En 2007, elle est devenue la première Sud-Coréenne à remporter le Prix d’interprétation féminine au Festival de Cannes, pour son incarnation d’une mère en deuil dans « Secret Sunshine » de Lee Chang-dong.
Depuis, Jeon a continué à jouer des personnages mémorables, notamment une femme de ménage enceinte du mari de sa riche patronne, qui se fait piéger pour avorter de l’enfant à naître.
« En incarnant toute une série de personnages, en composant souvent avec des émotions et de sentiments complexes, comme on épluche les couches d’un oignon, les performances de Jeon Do-yeon vont au cœur de ce qui anime ses personnages », relève auprès de l’AFP Jason Bechervaise, un spécialiste du cinéma basé à Séoul.

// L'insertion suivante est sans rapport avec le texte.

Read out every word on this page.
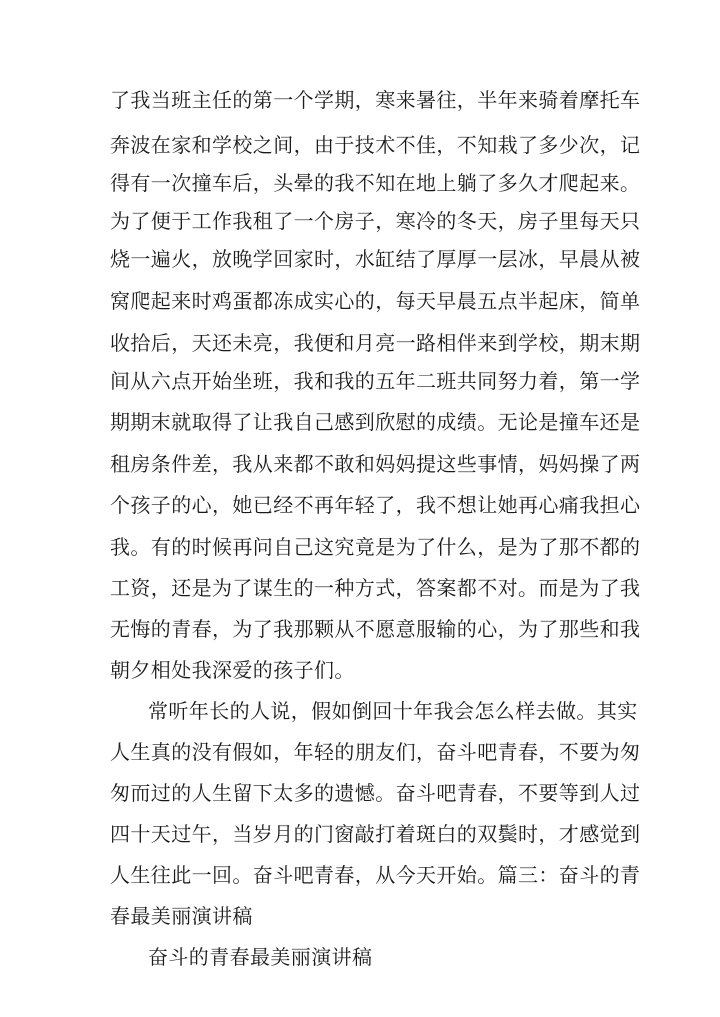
了我当班主任的第一个学期，寒来暑往，半年来骑着摩托车
奔波在家和学校之间，由于技术不佳，不知栽了多少次，记
得有一次撞车后，头晕的我不知在地上躺了多久才爬起来。
为了便于工作我租了一个房子，寒冷的冬天，房子里每天只
烧一遍火，放晚学回家时，水缸结了厚厚一层冰，早晨从被
窝爬起来时鸡蛋都冻成实心的，每天早晨五点半起床，简单
收拾后，天还未亮，我便和月亮一路相伴来到学校，期末期
间从六点开始坐班，我和我的五年二班共同努力着，第一学
期期末就取得了让我自己感到欣慰的成绩。无论是撞车还是
租房条件差，我从来都不敢和妈妈提这些事情，妈妈操了两
个孩子的心，她已经不再年轻了，我不想让她再心痛我担心
我。有的时候再问自己这究竟是为了什么，是为了那不都的
工资，还是为了谋生的一种方式，答案都不对。而是为了我
无悔的青春，为了我那颗从不愿意服输的心，为了那些和我
朝夕相处我深爱的孩子们。
常听年长的人说，假如倒回十年我会怎么样去做。其实
人生真的没有假如，年轻的朋友们，奋斗吧青春，不要为匆
匆而过的人生留下太多的遗憾。奋斗吧青春，不要等到人过
四十天过午，当岁月的门窗敲打着斑白的双鬓时，才感觉到
人生往此一回。奋斗吧青春，从今天开始。篇三：奋斗的青
春最美丽演讲稿
奋斗的青春最美丽演讲稿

« Il s’agit souvent de la douleur, une émotion fréquemment véhiculée sous différentes formes dans le cinéma coréen, une émotion qu’il est extrêmement difficile de canaliser et de transmettre, mais elle réussit à le faire avec une belle authenticité », ajoute-t-il.
Les couteaux émoussés font plus mal
« Kill Boksoon » arrive sur les écrans après l’émergence de la Corée du Sud en tant que puissance culturelle, avec le succès mondial du film oscarisé « Parasite » et de la série Netflix « Squid Game ».
Le film marque le premier projet de Mme Jeon avec Netflix, le géant du streaming investissant massivement dans des contenus coréens qu’il considère comme très populaires auprès de son public international.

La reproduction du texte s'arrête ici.